According to Timmy, the group then got into two cars and headed to the closest health facility, PolyClinic which was a street down from Timmy’s Area 3 house.

“We carried the snake in a plastic bag because we wanted the hospital to determine whether it was poisonous or not so that they could administer the right medicine. We got there, and the doctor, Dr. Ruth Chimutu, told us that although most of the snakes in Malawi are non-venomous, she would administer anti-venom just to be safe. Kotanna was initially reluctant to receive the anti-venom as it had not been established whether the snake was venomous or not but the doctor convinced her, saying the anti-venom does not stay too long in the body as it washes away after 30 to 45 minutes.”

Timmy told PIJ that as a medical officer started administering what they thought was the anti-venom injection, things quickly took a drastic turn.

“I was sitting next to her on the hospital bed holding her hand while the nurse administered the injection on her other hand. Halfway through the infusion, she uttered what would be her last words: “I feel dizzy, I am going to lie down.”

According to Timmy, she lay down on the bed, lost consciousness, and started having convulsions.

Just 30 minutes later, she was pronounced dead after she had been transported by ambulance to Kamuzu Central Hospital.

Lawyer Khwima Mchizi

In an interview with PIJ, Timmy’s lawyer Khwima Mchizi said his client would seek remedial action against everyone that contributed to his imprisonment.

“The guilty verdict by the Medical Council has cemented our position. But, even without that verdict, our intent was very clear that after the acquittal, we were going to sue for wrongful imprisonment and malicious prosecution,” he said.

Mchizi noted that the whole prosecution process was driven by malice and not a pursuit of justice.

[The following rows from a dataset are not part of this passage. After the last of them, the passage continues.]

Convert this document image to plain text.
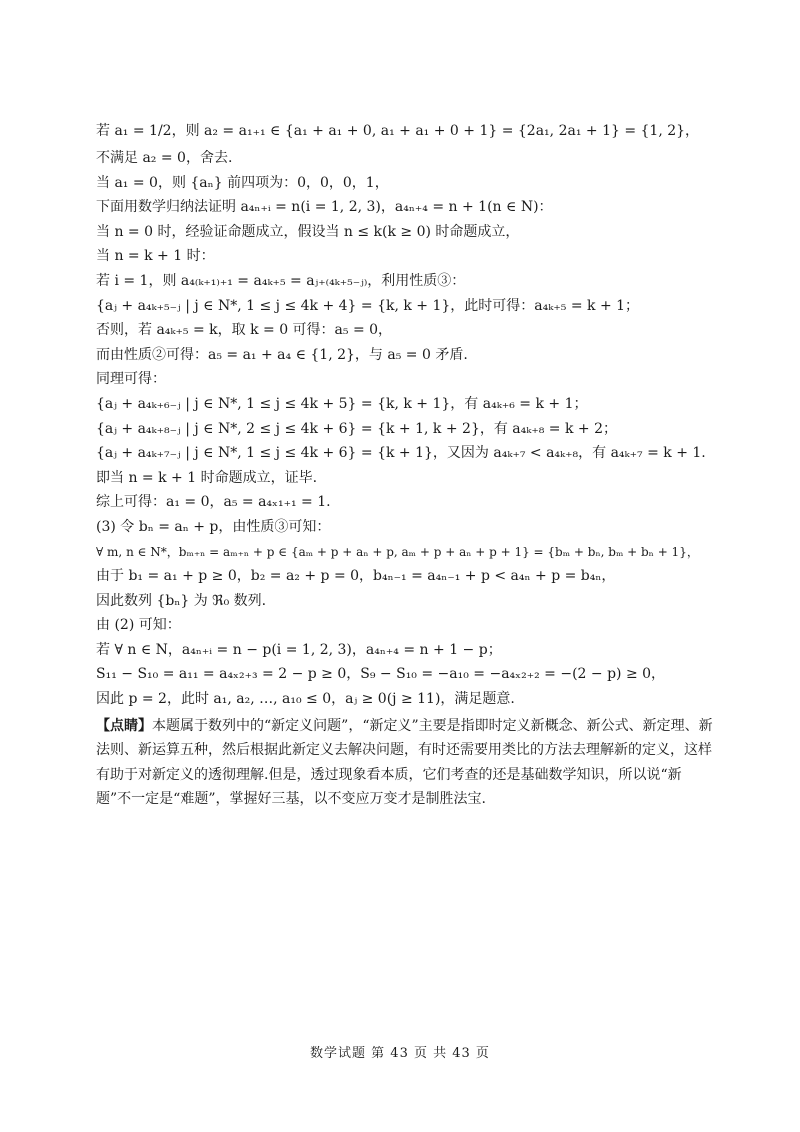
若 a₁ = 1/2，则 a₂ = a₁₊₁ ∈ {a₁ + a₁ + 0, a₁ + a₁ + 0 + 1} = {2a₁, 2a₁ + 1} = {1, 2}，
不满足 a₂ = 0，舍去.
当 a₁ = 0，则 {aₙ} 前四项为：0，0，0，1，
下面用数学归纳法证明 a₄ₙ₊ᵢ = n(i = 1, 2, 3)，a₄ₙ₊₄ = n + 1(n ∈ N)：
当 n = 0 时，经验证命题成立，假设当 n ≤ k(k ≥ 0) 时命题成立，
当 n = k + 1 时：
若 i = 1，则 a₄₍ₖ₊₁₎₊₁ = a₄ₖ₊₅ = aⱼ₊₍₄ₖ₊₅₋ⱼ₎，利用性质③：
{aⱼ + a₄ₖ₊₅₋ⱼ | j ∈ N*, 1 ≤ j ≤ 4k + 4} = {k, k + 1}，此时可得：a₄ₖ₊₅ = k + 1；
否则，若 a₄ₖ₊₅ = k，取 k = 0 可得：a₅ = 0，
而由性质②可得：a₅ = a₁ + a₄ ∈ {1, 2}，与 a₅ = 0 矛盾.
同理可得：
{aⱼ + a₄ₖ₊₆₋ⱼ | j ∈ N*, 1 ≤ j ≤ 4k + 5} = {k, k + 1}，有 a₄ₖ₊₆ = k + 1；
{aⱼ + a₄ₖ₊₈₋ⱼ | j ∈ N*, 2 ≤ j ≤ 4k + 6} = {k + 1, k + 2}，有 a₄ₖ₊₈ = k + 2；
{aⱼ + a₄ₖ₊₇₋ⱼ | j ∈ N*, 1 ≤ j ≤ 4k + 6} = {k + 1}，又因为 a₄ₖ₊₇ < a₄ₖ₊₈，有 a₄ₖ₊₇ = k + 1.
即当 n = k + 1 时命题成立，证毕.
综上可得：a₁ = 0，a₅ = a₄ₓ₁₊₁ = 1.
(3) 令 bₙ = aₙ + p，由性质③可知：
∀ m, n ∈ N*，bₘ₊ₙ = aₘ₊ₙ + p ∈ {aₘ + p + aₙ + p, aₘ + p + aₙ + p + 1} = {bₘ + bₙ, bₘ + bₙ + 1}，
由于 b₁ = a₁ + p ≥ 0，b₂ = a₂ + p = 0，b₄ₙ₋₁ = a₄ₙ₋₁ + p < a₄ₙ + p = b₄ₙ，
因此数列 {bₙ} 为 ℜ₀ 数列.
由 (2) 可知：
若 ∀ n ∈ N，a₄ₙ₊ᵢ = n − p(i = 1, 2, 3)，a₄ₙ₊₄ = n + 1 − p；
S₁₁ − S₁₀ = a₁₁ = a₄ₓ₂₊₃ = 2 − p ≥ 0，S₉ − S₁₀ = −a₁₀ = −a₄ₓ₂₊₂ = −(2 − p) ≥ 0，
因此 p = 2，此时 a₁, a₂, …, a₁₀ ≤ 0，aⱼ ≥ 0(j ≥ 11)，满足题意.
【点睛】本题属于数列中的“新定义问题”，“新定义”主要是指即时定义新概念、新公式、新定理、新法则、新运算五种，然后根据此新定义去解决问题，有时还需要用类比的方法去理解新的定义，这样有助于对新定义的透彻理解.但是，透过现象看本质，它们考查的还是基础数学知识，所以说“新题”不一定是“难题”，掌握好三基，以不变应万变才是制胜法宝.
数学试题 第 43 页 共 43 页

The State prosecution team has come under heavy fire for doing a shoddy job on the arrest and prosecution of the four accused.

Lawyer Khumbo Soko

Former Malawi Law Society president, Khumbo Soko, told PIJ that every prosecution affects people and it is only right and just to conduct due diligence before taking cases to court.

“We should do a little bit more homework before we prosecute people. The fact that this case was dismissed at case to answer stage simply means that there was not enough reason to prosecute. You can arrest people on the basis of suspicion but a criminal prosecution should be based on a reasonable belief that a conviction is likely. Otherwise, it’s abuse of State power to prosecute someone on evidence that wouldn’t even pass the muster in a traditional court.

“If, as a prosecutor and a lawyer, you are not convinced that there is no solid evidence to prosecute, then don’t take the case to court. What people should be wary of is that there is stigma attached to criminal litigation that follows one all their life,” he said.